Tuesday, May 11, 2021

Anti-SLAPP Motion Overturned Because County's Disclosure of Investigator's Personnel Records Consistuted a Crime

In Towner v. County of Ventura (April 28, 2021) 2021 WL 1660616, the appellate court held that county's public disclosure of investigator's confidential personnel files was not protected under the anti-SLAPP statute because it was illegal as a matter of law.  A former District Attorney Investigator brought an action against the County of Ventura for violating his right to privacy and POBR based on the County’s disclosure of confidential personnel records in a superior court filing seeking to enjoin the Civil Service Commission from hearing his appeal of his termination.  In a significant win for peace officers seeking to vindicate their labor rights in court, the appellate court overturned the trial court’s granting of the County’s special motion to strike under the anti-SLAPP statute.

Strategic Lawsuits Against Public Participation (SLAPP) are lawsuits filed for the particular purpose of dissuading people from exercising First Amendment rights, typically through speech or petitioning the courts.  Anti-SLAPP motions, codified in Code of Civil Procedure 425.15, provide a vehicle for early dismissal of a lawsuit and an award of attorney’s fees for the defendant.  The analysis of an anti-SLAPP motion involves a two-step process: first, the court decides whether the defendant has made a threshold showing that the challenged cause of action is one arising from protected activity; if so, the plaintiff must demonstrate a probability of prevailing on the merits.

The Ventura County District Attorney fired Towner based on an accusation that he provided false testimony during an administrative hearing regarding another investigator. Towner filed an appeal with the Civil Service Commission of Ventura County (Commission). Thereafter, the County filed a writ of mandate petitioning the court to enjoin the Commission from hearing Towner’s appeal. The County had attached as exhibits to the petition an independent investigator’s recommendation and two notices of disciplinary action from Towner’s confidential personnel file that had been labeled as such.  Towner sued, claiming the County violated POBR and negligently violated Penal Code section 832.7, which provides, that certain private records of peace officers shall not be disclosed in any criminal or civil proceeding except by discovery pursuant to 1043 and 1046 of the California Evidence Code.

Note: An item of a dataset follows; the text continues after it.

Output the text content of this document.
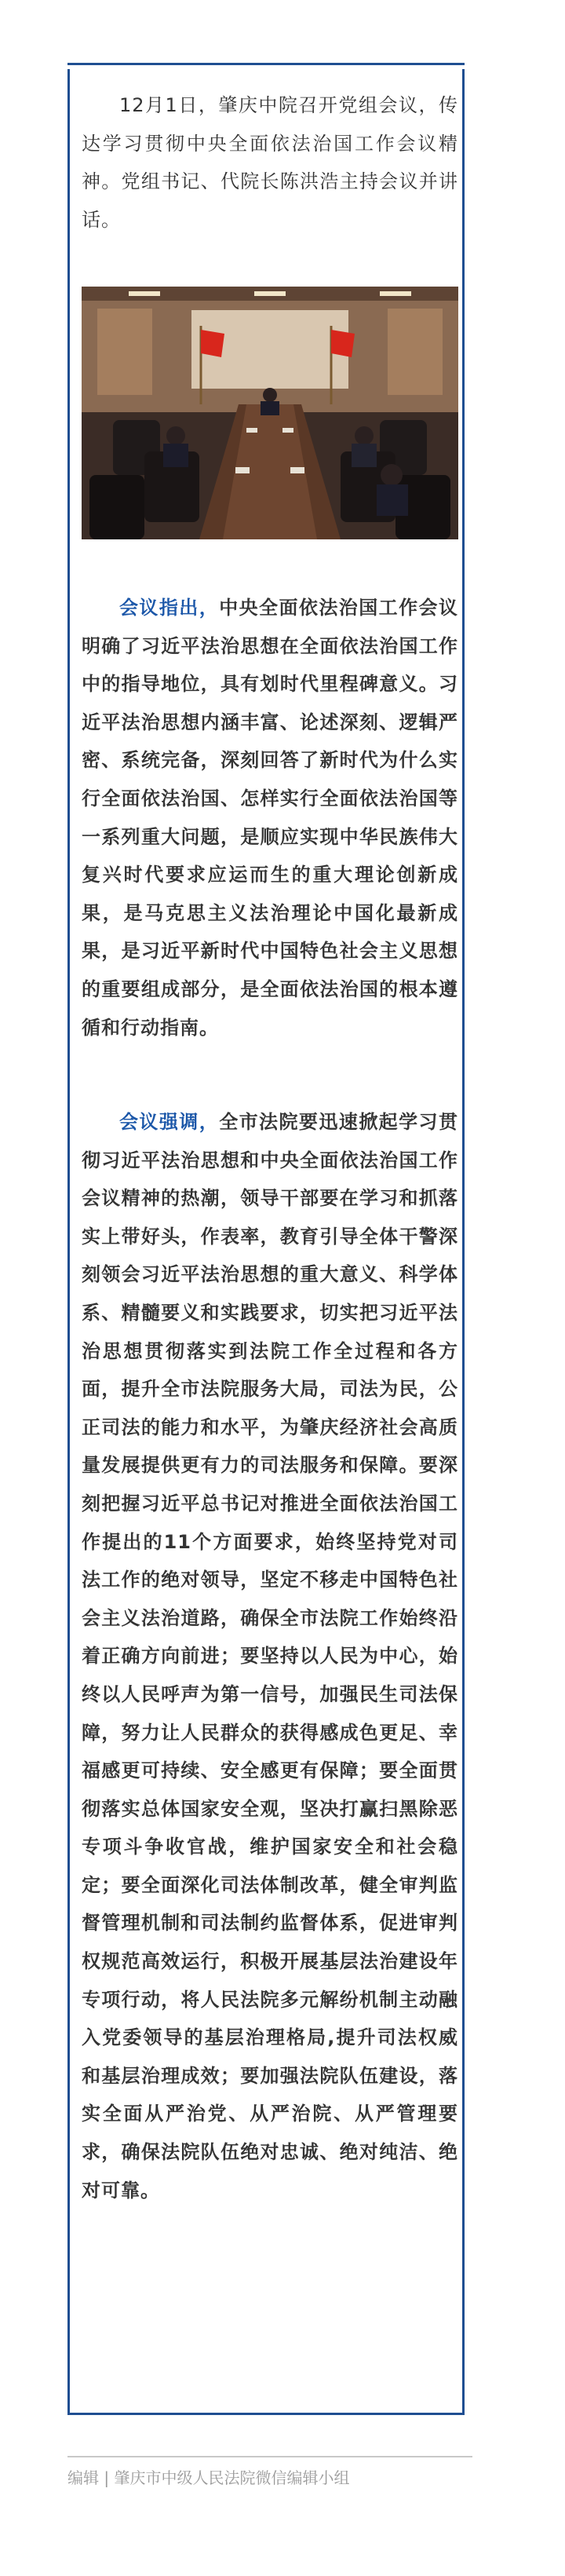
12月1日，肇庆中院召开党组会议，传达学习贯彻中央全面依法治国工作会议精神。党组书记、代院长陈洪浩主持会议并讲话。

会议指出，中央全面依法治国工作会议明确了习近平法治思想在全面依法治国工作中的指导地位，具有划时代里程碑意义。习近平法治思想内涵丰富、论述深刻、逻辑严密、系统完备，深刻回答了新时代为什么实行全面依法治国、怎样实行全面依法治国等一系列重大问题，是顺应实现中华民族伟大复兴时代要求应运而生的重大理论创新成果，是马克思主义法治理论中国化最新成果，是习近平新时代中国特色社会主义思想的重要组成部分，是全面依法治国的根本遵循和行动指南。

会议强调，全市法院要迅速掀起学习贯彻习近平法治思想和中央全面依法治国工作会议精神的热潮，领导干部要在学习和抓落实上带好头，作表率，教育引导全体干警深刻领会习近平法治思想的重大意义、科学体系、精髓要义和实践要求，切实把习近平法治思想贯彻落实到法院工作全过程和各方面，提升全市法院服务大局，司法为民，公正司法的能力和水平，为肇庆经济社会高质量发展提供更有力的司法服务和保障。要深刻把握习近平总书记对推进全面依法治国工作提出的11个方面要求，始终坚持党对司法工作的绝对领导，坚定不移走中国特色社会主义法治道路，确保全市法院工作始终沿着正确方向前进；要坚持以人民为中心，始终以人民呼声为第一信号，加强民生司法保障，努力让人民群众的获得感成色更足、幸福感更可持续、安全感更有保障；要全面贯彻落实总体国家安全观，坚决打赢扫黑除恶专项斗争收官战，维护国家安全和社会稳定；要全面深化司法体制改革，健全审判监督管理机制和司法制约监督体系，促进审判权规范高效运行，积极开展基层法治建设年专项行动，将人民法院多元解纷机制主动融入党委领导的基层治理格局,提升司法权威和基层治理成效；要加强法院队伍建设，落实全面从严治党、从严治院、从严管理要求，确保法院队伍绝对忠诚、绝对纯洁、绝对可靠。

编辑 | 肇庆市中级人民法院微信编辑小组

The County filed an anti-SLAPP special motion to strike arguing their disclosure of Towner’s personnel records was protected activity because the disclosure occurred in the process of filing a writ of mandate in Ventura Superior Court. The trial court agreed and granted the County’s motion. Further, the court found that Towner failed to show a probability of success on the merits for his claims, because the County was protected by litigation privilege under Civil Code section 47 and that neither POBR nor Penal Code section 832.7 provided a private right of action based on disclosure of confidential personnel records.

The appellate court reversed holding that allegedly protected speech that is proven to be or conceded to be illegal as a matter of law falls outside the scope of the anti-SLAPP statute. Because Government Code section 1222 makes it a misdemeanor for a public officer to willfully omit to perform a duty they are enjoined to by law, the court held that Towner had carried his burden to show the County’s conduct was illegal as a matter of law and their violation of section 832.7 constituted a willful omission to perform a public duty enjoined by law. Therefore, the court held that County's actions were not protected activity under the anti-SLAPP statute.

The County’s failure to comply with Penal Code section 832.7 resulted in the County committing a misdemeanor which precluded its anti-SLAPP motion.  The court’s reliance on Government Code section 1222 may reverse the recent trend of agencies seeking fees against unions and their members who seek to enforce their privacy rights. (See our blog post on Anti-SLAPP fees awarded in Collondrez v. City of Rio Vista.)